21. Syrian refugee and Lebanese children play on the street in Beirut. As part of the global joint UNHCR – UNICEF Child Protection project initiative and with the support of the Prospects partnership, UNHCR, UNICEF and their implementing partners started the revision of the national Child Protection Standard Operating Procedures in Lebanon. The project’s goal is to help transform the quality of life for refugee children and their communities by strengthening their inclusion in national child protection systems and ensuring their access to services. Under the Prospects umbrella, UNHCR is providing case management to over 5,000 children at risk, protecting them and their families, through the implementation of solutions in line with the children’s best interests.
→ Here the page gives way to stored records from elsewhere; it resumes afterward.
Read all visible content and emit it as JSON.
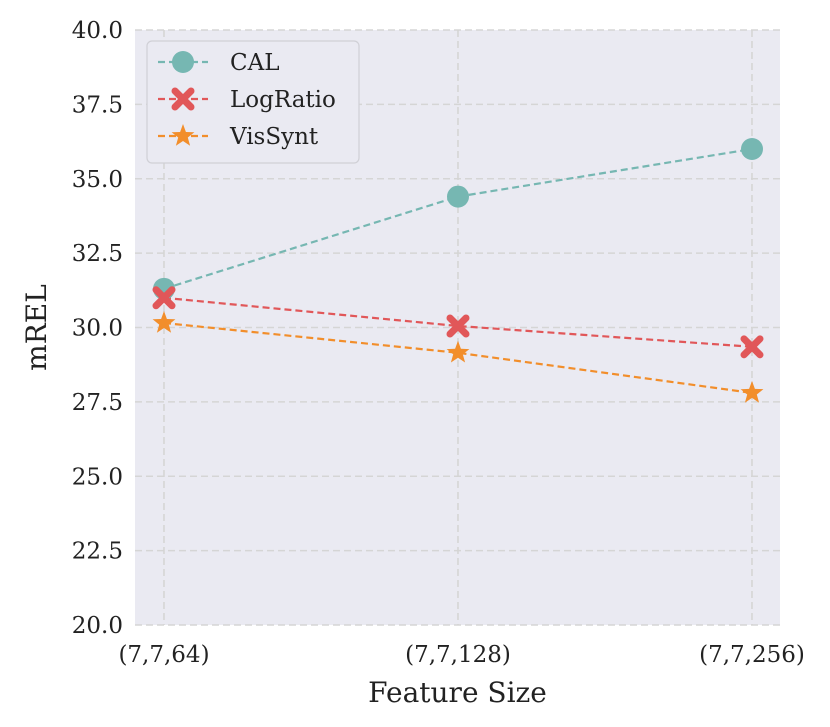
{
  "chart_data": {
    "type": "line",
    "title": "",
    "xlabel": "Feature Size",
    "ylabel": "mREL",
    "categories": [
      "(7,7,64)",
      "(7,7,128)",
      "(7,7,256)"
    ],
    "ylim": [
      20.0,
      40.0
    ],
    "yticks": [
      "20.0",
      "22.5",
      "25.0",
      "27.5",
      "30.0",
      "32.5",
      "35.0",
      "37.5",
      "40.0"
    ],
    "grid": true,
    "legend_position": "top-left",
    "series": [
      {
        "name": "CAL",
        "marker": "circle",
        "color": "#76b7b2",
        "values": [
          31.3,
          34.4,
          36.0
        ]
      },
      {
        "name": "LogRatio",
        "marker": "x",
        "color": "#e15759",
        "values": [
          31.0,
          30.05,
          29.35
        ]
      },
      {
        "name": "VisSynt",
        "marker": "star",
        "color": "#f28e2b",
        "values": [
          30.15,
          29.15,
          27.8
        ]
      }
    ]
  }
}
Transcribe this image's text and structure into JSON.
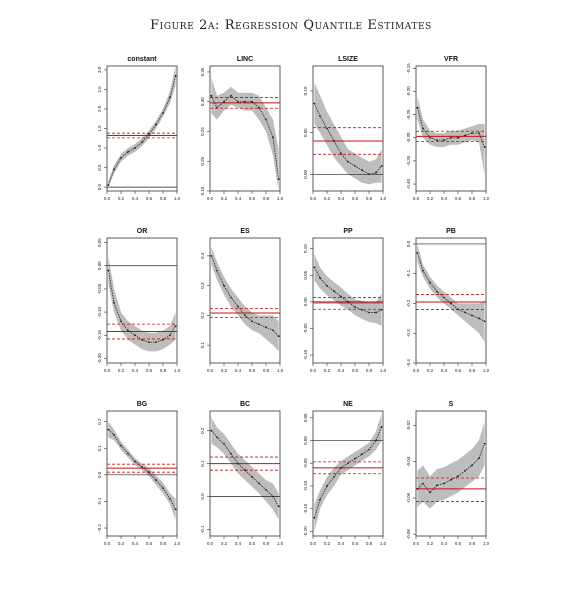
{
  "title": "Figure 2a: Regression Quantile Estimates",
  "chart_data": [
    {
      "type": "line",
      "title": "constant",
      "x": [
        0.02,
        0.1,
        0.2,
        0.3,
        0.4,
        0.5,
        0.6,
        0.7,
        0.8,
        0.9,
        0.98
      ],
      "series": [
        {
          "values": [
            0.05,
            0.45,
            0.75,
            0.9,
            1.0,
            1.15,
            1.35,
            1.6,
            1.9,
            2.3,
            2.85
          ]
        },
        {
          "values": [
            0.0,
            0.35,
            0.65,
            0.8,
            0.9,
            1.05,
            1.25,
            1.5,
            1.8,
            2.15,
            2.6
          ]
        },
        {
          "values": [
            0.15,
            0.55,
            0.85,
            1.0,
            1.1,
            1.25,
            1.45,
            1.7,
            2.0,
            2.45,
            3.1
          ]
        }
      ],
      "ols": 1.32,
      "ols_lo": 1.26,
      "ols_hi": 1.38,
      "zero": 0,
      "xlim": [
        0,
        1
      ],
      "ylim": [
        -0.1,
        3.1
      ],
      "yticks": [
        "0.0",
        "0.5",
        "1.0",
        "1.5",
        "2.0",
        "2.5",
        "3.0"
      ],
      "xticks": [
        "0.0",
        "0.2",
        "0.4",
        "0.6",
        "0.8",
        "1.0"
      ]
    },
    {
      "type": "line",
      "title": "LINC",
      "x": [
        0.02,
        0.1,
        0.2,
        0.3,
        0.4,
        0.5,
        0.6,
        0.7,
        0.8,
        0.9,
        0.98
      ],
      "series": [
        {
          "values": [
            0.31,
            0.29,
            0.3,
            0.31,
            0.3,
            0.3,
            0.3,
            0.29,
            0.27,
            0.24,
            0.17
          ]
        },
        {
          "values": [
            0.28,
            0.27,
            0.285,
            0.295,
            0.29,
            0.285,
            0.285,
            0.27,
            0.25,
            0.21,
            0.13
          ]
        },
        {
          "values": [
            0.34,
            0.31,
            0.315,
            0.325,
            0.315,
            0.315,
            0.315,
            0.31,
            0.29,
            0.27,
            0.22
          ]
        }
      ],
      "ols": 0.298,
      "ols_lo": 0.289,
      "ols_hi": 0.307,
      "zero": null,
      "xlim": [
        0,
        1
      ],
      "ylim": [
        0.15,
        0.36
      ],
      "yticks": [
        "0.15",
        "0.20",
        "0.25",
        "0.30",
        "0.35"
      ],
      "xticks": [
        "0.0",
        "0.2",
        "0.4",
        "0.6",
        "0.8",
        "1.0"
      ]
    },
    {
      "type": "line",
      "title": "LSIZE",
      "x": [
        0.02,
        0.1,
        0.2,
        0.3,
        0.4,
        0.5,
        0.6,
        0.7,
        0.8,
        0.9,
        0.98
      ],
      "series": [
        {
          "values": [
            0.085,
            0.07,
            0.055,
            0.04,
            0.025,
            0.015,
            0.01,
            0.005,
            0.0,
            0.002,
            0.01
          ]
        },
        {
          "values": [
            0.06,
            0.05,
            0.035,
            0.02,
            0.01,
            0.0,
            -0.005,
            -0.01,
            -0.012,
            -0.01,
            -0.01
          ]
        },
        {
          "values": [
            0.11,
            0.095,
            0.075,
            0.06,
            0.045,
            0.03,
            0.025,
            0.02,
            0.015,
            0.018,
            0.03
          ]
        }
      ],
      "ols": 0.04,
      "ols_lo": 0.024,
      "ols_hi": 0.056,
      "zero": 0,
      "xlim": [
        0,
        1
      ],
      "ylim": [
        -0.02,
        0.13
      ],
      "yticks": [
        "0.00",
        "0.05",
        "0.10"
      ],
      "xticks": [
        "0.0",
        "0.2",
        "0.4",
        "0.6",
        "0.8",
        "1.0"
      ]
    },
    {
      "type": "line",
      "title": "VFR",
      "x": [
        0.02,
        0.1,
        0.2,
        0.3,
        0.4,
        0.5,
        0.6,
        0.7,
        0.8,
        0.9,
        0.98
      ],
      "series": [
        {
          "values": [
            -0.235,
            -0.28,
            -0.3,
            -0.305,
            -0.305,
            -0.3,
            -0.3,
            -0.295,
            -0.29,
            -0.29,
            -0.32
          ]
        },
        {
          "values": [
            -0.26,
            -0.3,
            -0.315,
            -0.32,
            -0.32,
            -0.315,
            -0.315,
            -0.31,
            -0.305,
            -0.31,
            -0.38
          ]
        },
        {
          "values": [
            -0.21,
            -0.26,
            -0.285,
            -0.29,
            -0.29,
            -0.285,
            -0.285,
            -0.28,
            -0.275,
            -0.27,
            -0.27
          ]
        }
      ],
      "ols": -0.297,
      "ols_lo": -0.308,
      "ols_hi": -0.286,
      "zero": null,
      "xlim": [
        0,
        1
      ],
      "ylim": [
        -0.415,
        -0.145
      ],
      "yticks": [
        "-0.40",
        "-0.35",
        "-0.30",
        "-0.25",
        "-0.20",
        "-0.15"
      ],
      "xticks": [
        "0.0",
        "0.2",
        "0.4",
        "0.6",
        "0.8",
        "1.0"
      ]
    },
    {
      "type": "line",
      "title": "OR",
      "x": [
        0.02,
        0.1,
        0.2,
        0.3,
        0.4,
        0.5,
        0.6,
        0.7,
        0.8,
        0.9,
        0.98
      ],
      "series": [
        {
          "values": [
            -0.01,
            -0.08,
            -0.12,
            -0.14,
            -0.15,
            -0.16,
            -0.165,
            -0.165,
            -0.16,
            -0.15,
            -0.13
          ]
        },
        {
          "values": [
            -0.04,
            -0.1,
            -0.14,
            -0.16,
            -0.17,
            -0.18,
            -0.185,
            -0.185,
            -0.18,
            -0.17,
            -0.16
          ]
        },
        {
          "values": [
            0.02,
            -0.05,
            -0.1,
            -0.12,
            -0.13,
            -0.14,
            -0.145,
            -0.145,
            -0.14,
            -0.13,
            -0.1
          ]
        }
      ],
      "ols": -0.142,
      "ols_lo": -0.158,
      "ols_hi": -0.126,
      "zero": 0,
      "xlim": [
        0,
        1
      ],
      "ylim": [
        -0.21,
        0.06
      ],
      "yticks": [
        "-0.20",
        "-0.15",
        "-0.10",
        "-0.05",
        "0.00",
        "0.05"
      ],
      "xticks": [
        "0.0",
        "0.2",
        "0.4",
        "0.6",
        "0.8",
        "1.0"
      ]
    },
    {
      "type": "line",
      "title": "ES",
      "x": [
        0.02,
        0.1,
        0.2,
        0.3,
        0.4,
        0.5,
        0.6,
        0.7,
        0.8,
        0.9,
        0.98
      ],
      "series": [
        {
          "values": [
            0.4,
            0.35,
            0.3,
            0.26,
            0.23,
            0.2,
            0.18,
            0.17,
            0.16,
            0.15,
            0.13
          ]
        },
        {
          "values": [
            0.37,
            0.32,
            0.27,
            0.23,
            0.2,
            0.17,
            0.15,
            0.14,
            0.12,
            0.1,
            0.08
          ]
        },
        {
          "values": [
            0.43,
            0.38,
            0.33,
            0.29,
            0.26,
            0.23,
            0.21,
            0.2,
            0.2,
            0.2,
            0.18
          ]
        }
      ],
      "ols": 0.208,
      "ols_lo": 0.193,
      "ols_hi": 0.223,
      "zero": null,
      "xlim": [
        0,
        1
      ],
      "ylim": [
        0.04,
        0.46
      ],
      "yticks": [
        "0.1",
        "0.2",
        "0.3",
        "0.4"
      ],
      "xticks": [
        "0.0",
        "0.2",
        "0.4",
        "0.6",
        "0.8",
        "1.0"
      ]
    },
    {
      "type": "line",
      "title": "PP",
      "x": [
        0.02,
        0.1,
        0.2,
        0.3,
        0.4,
        0.5,
        0.6,
        0.7,
        0.8,
        0.9,
        0.98
      ],
      "series": [
        {
          "values": [
            0.065,
            0.045,
            0.03,
            0.02,
            0.01,
            0.0,
            -0.01,
            -0.015,
            -0.02,
            -0.02,
            -0.015
          ]
        },
        {
          "values": [
            0.04,
            0.025,
            0.012,
            0.003,
            -0.007,
            -0.015,
            -0.025,
            -0.032,
            -0.038,
            -0.04,
            -0.045
          ]
        },
        {
          "values": [
            0.09,
            0.065,
            0.048,
            0.037,
            0.027,
            0.015,
            0.005,
            0.002,
            -0.002,
            0.0,
            0.015
          ]
        }
      ],
      "ols": -0.002,
      "ols_lo": -0.014,
      "ols_hi": 0.008,
      "zero": 0,
      "xlim": [
        0,
        1
      ],
      "ylim": [
        -0.115,
        0.12
      ],
      "yticks": [
        "-0.10",
        "-0.05",
        "0.00",
        "0.05",
        "0.10"
      ],
      "xticks": [
        "0.0",
        "0.2",
        "0.4",
        "0.6",
        "0.8",
        "1.0"
      ]
    },
    {
      "type": "line",
      "title": "PB",
      "x": [
        0.02,
        0.1,
        0.2,
        0.3,
        0.4,
        0.5,
        0.6,
        0.7,
        0.8,
        0.9,
        0.98
      ],
      "series": [
        {
          "values": [
            -0.03,
            -0.09,
            -0.13,
            -0.16,
            -0.18,
            -0.2,
            -0.22,
            -0.23,
            -0.24,
            -0.25,
            -0.26
          ]
        },
        {
          "values": [
            -0.06,
            -0.11,
            -0.15,
            -0.18,
            -0.2,
            -0.22,
            -0.24,
            -0.26,
            -0.28,
            -0.3,
            -0.33
          ]
        },
        {
          "values": [
            0.0,
            -0.07,
            -0.11,
            -0.14,
            -0.16,
            -0.18,
            -0.2,
            -0.2,
            -0.2,
            -0.2,
            -0.19
          ]
        }
      ],
      "ols": -0.195,
      "ols_lo": -0.22,
      "ols_hi": -0.17,
      "zero": 0,
      "xlim": [
        0,
        1
      ],
      "ylim": [
        -0.4,
        0.02
      ],
      "yticks": [
        "-0.4",
        "-0.3",
        "-0.2",
        "-0.1",
        "0.0"
      ],
      "xticks": [
        "0.0",
        "0.2",
        "0.4",
        "0.6",
        "0.8",
        "1.0"
      ]
    },
    {
      "type": "line",
      "title": "BG",
      "x": [
        0.02,
        0.1,
        0.2,
        0.3,
        0.4,
        0.5,
        0.6,
        0.7,
        0.8,
        0.9,
        0.98
      ],
      "series": [
        {
          "values": [
            0.17,
            0.15,
            0.11,
            0.08,
            0.05,
            0.03,
            0.01,
            -0.02,
            -0.05,
            -0.09,
            -0.13
          ]
        },
        {
          "values": [
            0.14,
            0.13,
            0.095,
            0.065,
            0.037,
            0.018,
            -0.005,
            -0.038,
            -0.07,
            -0.11,
            -0.17
          ]
        },
        {
          "values": [
            0.2,
            0.17,
            0.125,
            0.095,
            0.063,
            0.042,
            0.025,
            -0.002,
            -0.03,
            -0.07,
            -0.09
          ]
        }
      ],
      "ols": 0.025,
      "ols_lo": 0.01,
      "ols_hi": 0.04,
      "zero": 0,
      "xlim": [
        0,
        1
      ],
      "ylim": [
        -0.23,
        0.24
      ],
      "yticks": [
        "-0.2",
        "-0.1",
        "0.0",
        "0.1",
        "0.2"
      ],
      "xticks": [
        "0.0",
        "0.2",
        "0.4",
        "0.6",
        "0.8",
        "1.0"
      ]
    },
    {
      "type": "line",
      "title": "BC",
      "x": [
        0.02,
        0.1,
        0.2,
        0.3,
        0.4,
        0.5,
        0.6,
        0.7,
        0.8,
        0.9,
        0.98
      ],
      "series": [
        {
          "values": [
            0.2,
            0.18,
            0.16,
            0.13,
            0.1,
            0.08,
            0.06,
            0.04,
            0.02,
            0.0,
            -0.03
          ]
        },
        {
          "values": [
            0.16,
            0.15,
            0.13,
            0.1,
            0.07,
            0.05,
            0.03,
            0.01,
            -0.015,
            -0.04,
            -0.07
          ]
        },
        {
          "values": [
            0.24,
            0.21,
            0.19,
            0.16,
            0.13,
            0.11,
            0.09,
            0.07,
            0.05,
            0.04,
            0.01
          ]
        }
      ],
      "ols": 0.1,
      "ols_lo": 0.08,
      "ols_hi": 0.12,
      "zero": 0,
      "xlim": [
        0,
        1
      ],
      "ylim": [
        -0.12,
        0.26
      ],
      "yticks": [
        "-0.1",
        "0.0",
        "0.1",
        "0.2"
      ],
      "xticks": [
        "0.0",
        "0.2",
        "0.4",
        "0.6",
        "0.8",
        "1.0"
      ]
    },
    {
      "type": "line",
      "title": "NE",
      "x": [
        0.02,
        0.1,
        0.2,
        0.3,
        0.4,
        0.5,
        0.6,
        0.7,
        0.8,
        0.9,
        0.98
      ],
      "series": [
        {
          "values": [
            -0.17,
            -0.13,
            -0.1,
            -0.08,
            -0.06,
            -0.05,
            -0.04,
            -0.03,
            -0.02,
            0.0,
            0.03
          ]
        },
        {
          "values": [
            -0.2,
            -0.15,
            -0.12,
            -0.1,
            -0.075,
            -0.065,
            -0.055,
            -0.045,
            -0.035,
            -0.02,
            0.0
          ]
        },
        {
          "values": [
            -0.14,
            -0.11,
            -0.08,
            -0.06,
            -0.045,
            -0.035,
            -0.025,
            -0.015,
            -0.005,
            0.02,
            0.06
          ]
        }
      ],
      "ols": -0.06,
      "ols_lo": -0.073,
      "ols_hi": -0.047,
      "zero": 0,
      "xlim": [
        0,
        1
      ],
      "ylim": [
        -0.21,
        0.065
      ],
      "yticks": [
        "-0.20",
        "-0.15",
        "-0.10",
        "-0.05",
        "0.00",
        "0.05"
      ],
      "xticks": [
        "0.0",
        "0.2",
        "0.4",
        "0.6",
        "0.8",
        "1.0"
      ]
    },
    {
      "type": "line",
      "title": "S",
      "x": [
        0.02,
        0.1,
        0.2,
        0.3,
        0.4,
        0.5,
        0.6,
        0.7,
        0.8,
        0.9,
        0.98
      ],
      "series": [
        {
          "values": [
            -0.055,
            -0.052,
            -0.057,
            -0.053,
            -0.052,
            -0.05,
            -0.048,
            -0.045,
            -0.042,
            -0.038,
            -0.03
          ]
        },
        {
          "values": [
            -0.065,
            -0.062,
            -0.066,
            -0.062,
            -0.061,
            -0.059,
            -0.057,
            -0.054,
            -0.051,
            -0.048,
            -0.042
          ]
        },
        {
          "values": [
            -0.045,
            -0.042,
            -0.048,
            -0.044,
            -0.043,
            -0.041,
            -0.039,
            -0.036,
            -0.033,
            -0.028,
            -0.018
          ]
        }
      ],
      "ols": -0.055,
      "ols_lo": -0.062,
      "ols_hi": -0.049,
      "zero": null,
      "xlim": [
        0,
        1
      ],
      "ylim": [
        -0.081,
        -0.012
      ],
      "yticks": [
        "-0.08",
        "-0.06",
        "-0.04",
        "-0.02"
      ],
      "xticks": [
        "0.0",
        "0.2",
        "0.4",
        "0.6",
        "0.8",
        "1.0"
      ]
    }
  ]
}
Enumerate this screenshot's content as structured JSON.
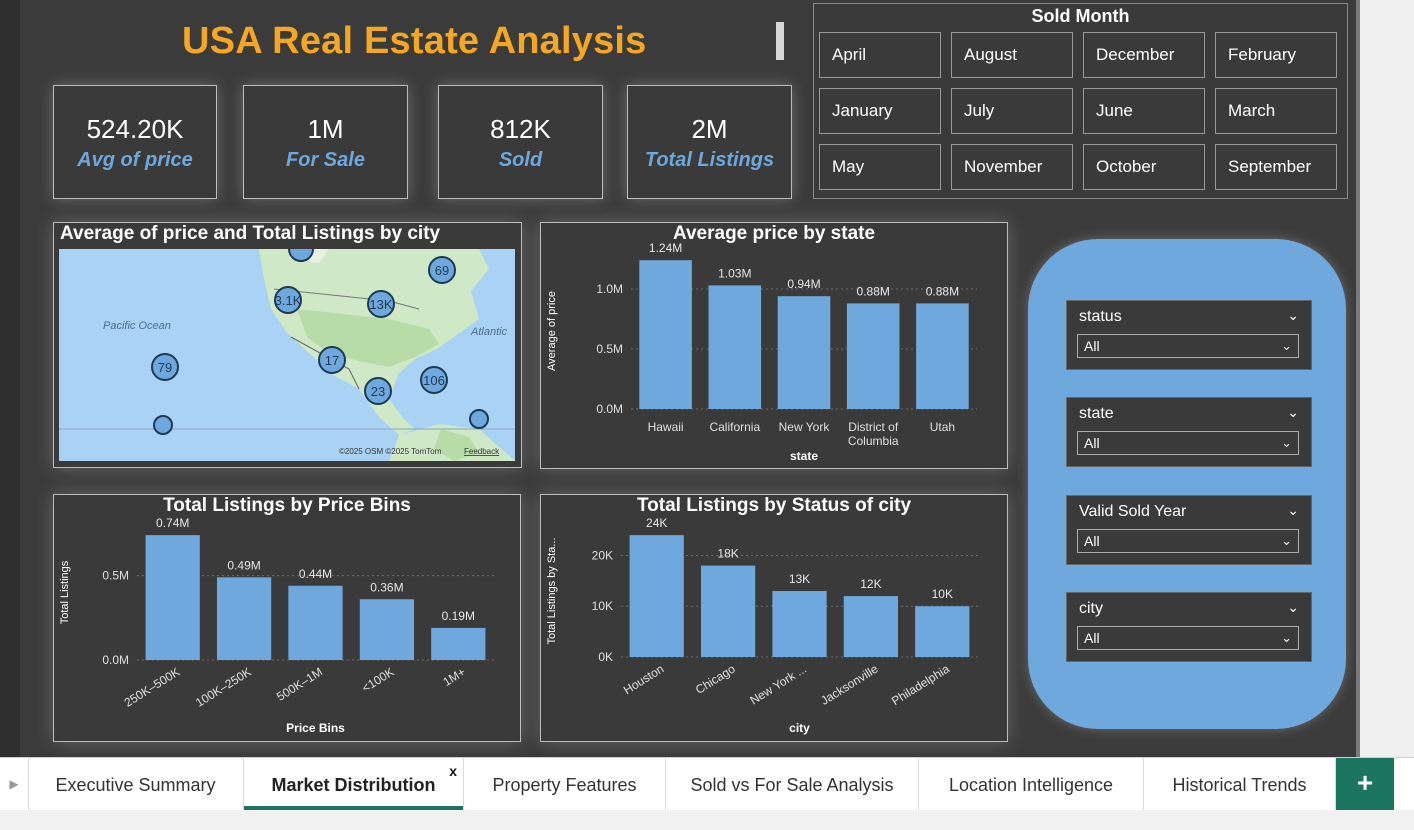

UNHCR trained around 350 staff members of child protection agencies and implementing partners so far.
©ILO/Elisa Oddone

22. A vulnerable Syrian family is seen with one of their children in front of the house they share with other refugee families in Lebanon’s capital Beirut. The PROSPECTS partnership supported UNICEF to launch Lebanon’s first ever national-scale child grant programme in collaboration with the country’s Ministry of Social Affairs. The initiative, called ‘Haddi’ (Arabic for “next to me”), started in mid-2021 and reached 130,000 vulnerable Lebanese, Syrian and Palestinian children by the beginning of this year. The programme is providing cash assistance to extremely vulnerable families to allow them to cover for the increasing costs of raising children in Lebanon, going beyond basic needs such as food. The initiative has had a quick and positive impact on its beneficiaries so far, allowing families to spend more money on their children, leading to better diets, and even enabling parents to spend more time with their toddlers. The PROSPECTS funding was key to facilitate the collaboration between UNICEF and the ILO, to actively engage the country’s government, along with the World Bank, to eventually reach a consensus on the need to establish a National Child Grant programme in Lebanon.